Moi, je suis la vraie vigne, et mon Père est le vigneron. Tout sarment qui est en moi, mais qui ne porte pas de fruit, mon Père l’enlève ; tout sarment qui porte du fruit, il le purifie en le taillant, pour qu’il en porte davantage. Mais vous, déjà vous voici purifiés grâce à la parole que je vous ai dite. Demeurez en moi, comme moi en vous. De même que le sarment ne peut pas porter de fruit par lui-même s’il ne demeure pas sur la vigne, de même vous non plus, si vous ne demeurez pas en moi. Moi, je suis la vigne, et vous, les sarments. Celui qui demeure en moi et en qui je demeure, celui-là porte beaucoup de fruit, car, en dehors de moi, vous ne pouvez rien faire. Si quelqu’un ne demeure pas en moi, il est, comme le sarment, jeté dehors, et il se dessèche. Les sarments secs, on les ramasse, on les jette au feu, et ils brûlent. Si vous demeurez en moi, et que mes paroles demeurent en vous, demandez tout ce que vous voulez, et cela se réalisera pour vous. Ce qui fait la gloire de mon Père, c’est que vous portiez beaucoup de fruit et que vous soyez pour moi des disciples.

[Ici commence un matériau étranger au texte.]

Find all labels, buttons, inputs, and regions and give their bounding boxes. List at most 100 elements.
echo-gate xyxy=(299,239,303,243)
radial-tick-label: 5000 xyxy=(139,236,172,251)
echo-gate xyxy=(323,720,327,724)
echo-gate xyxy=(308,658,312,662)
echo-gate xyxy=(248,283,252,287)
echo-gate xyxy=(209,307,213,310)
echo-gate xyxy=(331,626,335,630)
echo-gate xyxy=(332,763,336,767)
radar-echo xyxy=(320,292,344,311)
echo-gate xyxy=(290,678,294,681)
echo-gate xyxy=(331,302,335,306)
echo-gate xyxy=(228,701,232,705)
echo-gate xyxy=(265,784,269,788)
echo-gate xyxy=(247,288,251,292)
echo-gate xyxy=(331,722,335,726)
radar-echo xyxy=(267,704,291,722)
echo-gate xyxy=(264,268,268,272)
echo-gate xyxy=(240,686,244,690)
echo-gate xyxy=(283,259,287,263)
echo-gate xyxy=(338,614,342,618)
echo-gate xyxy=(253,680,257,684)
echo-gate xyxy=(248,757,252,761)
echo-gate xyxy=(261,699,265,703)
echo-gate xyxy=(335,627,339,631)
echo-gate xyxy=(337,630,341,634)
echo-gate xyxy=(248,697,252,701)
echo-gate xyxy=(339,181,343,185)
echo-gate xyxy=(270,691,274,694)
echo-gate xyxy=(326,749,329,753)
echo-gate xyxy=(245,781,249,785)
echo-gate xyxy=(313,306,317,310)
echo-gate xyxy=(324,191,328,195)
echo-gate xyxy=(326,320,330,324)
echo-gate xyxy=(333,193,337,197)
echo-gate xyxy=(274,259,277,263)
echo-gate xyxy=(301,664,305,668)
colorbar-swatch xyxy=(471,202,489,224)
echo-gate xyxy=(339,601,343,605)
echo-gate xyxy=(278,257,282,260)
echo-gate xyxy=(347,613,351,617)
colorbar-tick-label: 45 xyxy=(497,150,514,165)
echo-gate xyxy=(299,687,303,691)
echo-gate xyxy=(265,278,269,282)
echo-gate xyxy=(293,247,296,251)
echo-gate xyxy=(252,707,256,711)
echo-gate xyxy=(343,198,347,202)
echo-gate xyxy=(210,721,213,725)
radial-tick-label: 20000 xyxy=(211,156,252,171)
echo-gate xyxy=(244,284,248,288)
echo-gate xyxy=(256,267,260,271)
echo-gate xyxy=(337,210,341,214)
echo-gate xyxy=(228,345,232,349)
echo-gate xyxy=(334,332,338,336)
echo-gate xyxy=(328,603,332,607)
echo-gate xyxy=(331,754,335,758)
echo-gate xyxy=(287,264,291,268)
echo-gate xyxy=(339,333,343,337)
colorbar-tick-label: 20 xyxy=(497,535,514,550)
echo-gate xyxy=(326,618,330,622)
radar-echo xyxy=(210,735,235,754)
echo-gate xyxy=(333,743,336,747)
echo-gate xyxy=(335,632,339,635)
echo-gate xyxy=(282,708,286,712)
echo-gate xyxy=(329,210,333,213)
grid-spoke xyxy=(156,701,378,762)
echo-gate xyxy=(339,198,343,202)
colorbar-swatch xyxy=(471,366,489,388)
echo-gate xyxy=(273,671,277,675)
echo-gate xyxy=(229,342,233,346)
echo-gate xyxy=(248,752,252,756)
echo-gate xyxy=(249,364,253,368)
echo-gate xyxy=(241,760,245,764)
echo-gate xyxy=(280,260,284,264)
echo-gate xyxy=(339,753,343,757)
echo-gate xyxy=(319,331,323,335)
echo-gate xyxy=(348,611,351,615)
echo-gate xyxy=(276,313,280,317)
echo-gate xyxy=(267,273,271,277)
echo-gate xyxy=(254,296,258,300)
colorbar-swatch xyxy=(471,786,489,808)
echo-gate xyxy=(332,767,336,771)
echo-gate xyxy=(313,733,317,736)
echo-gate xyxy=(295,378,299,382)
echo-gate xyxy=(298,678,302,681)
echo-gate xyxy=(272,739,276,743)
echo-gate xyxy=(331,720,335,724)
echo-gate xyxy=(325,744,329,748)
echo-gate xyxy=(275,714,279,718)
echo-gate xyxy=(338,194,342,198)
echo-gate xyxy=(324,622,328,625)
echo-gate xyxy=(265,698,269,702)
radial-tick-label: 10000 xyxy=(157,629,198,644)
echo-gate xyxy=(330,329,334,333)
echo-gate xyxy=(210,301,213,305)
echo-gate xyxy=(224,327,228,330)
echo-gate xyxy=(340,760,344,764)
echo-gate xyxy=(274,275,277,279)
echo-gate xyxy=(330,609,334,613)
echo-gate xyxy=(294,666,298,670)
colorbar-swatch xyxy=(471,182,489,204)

Lyon célèbre aujourd’hui le deuxième évêque de son histoire : Saint Irénée. L’occasion de nous souvenir que la foi chrétienne nous est venue d’ailleurs, même si notre pays l’a reçue d’une manière très profonde et avec beaucoup de créativité. Le choix de l’évangile peut, dans cette perspective, se comprendre alors aisément. Celui qui a connu Polycarpe ancien disciple de Jean a été formé par la vision johannique. « La gloire de mon Père, c’est que vous portiez beaucoup de fruit et que vous soyez pour moi des disciples » On retrouve bien cette couleur de l’évangile dans la célèbre formule « La gloire de Dieu, c'est l'homme debout et la gloire de l'homme, c'est de louer Dieu ». Un autre aspect de cet évangile se retrouve dans son grand texte contre les hérésies « Celui qui demeure en moi et en qui je demeure, celui-là porte beaucoup de fruit, car, en dehors de moi, vous ne pouvez rien faire. Si quelqu’un ne demeure pas en moi, il est, comme le sarment, jeté dehors, et il se dessèche ». La vraie foi conduit à l’unité, la fausse gnose induit la division… Alors en ce jour de fête nous pouvons rendre grâce pour toutes les démarches d’unité portées dans l’histoire par l’Eglise de Lyon, notamment : l’œcuménisme avec le Père Couturier et toutes les démarches des mission étrangères vers le proche orient et l’Afrique partant de Lyon… et des missions intérieures…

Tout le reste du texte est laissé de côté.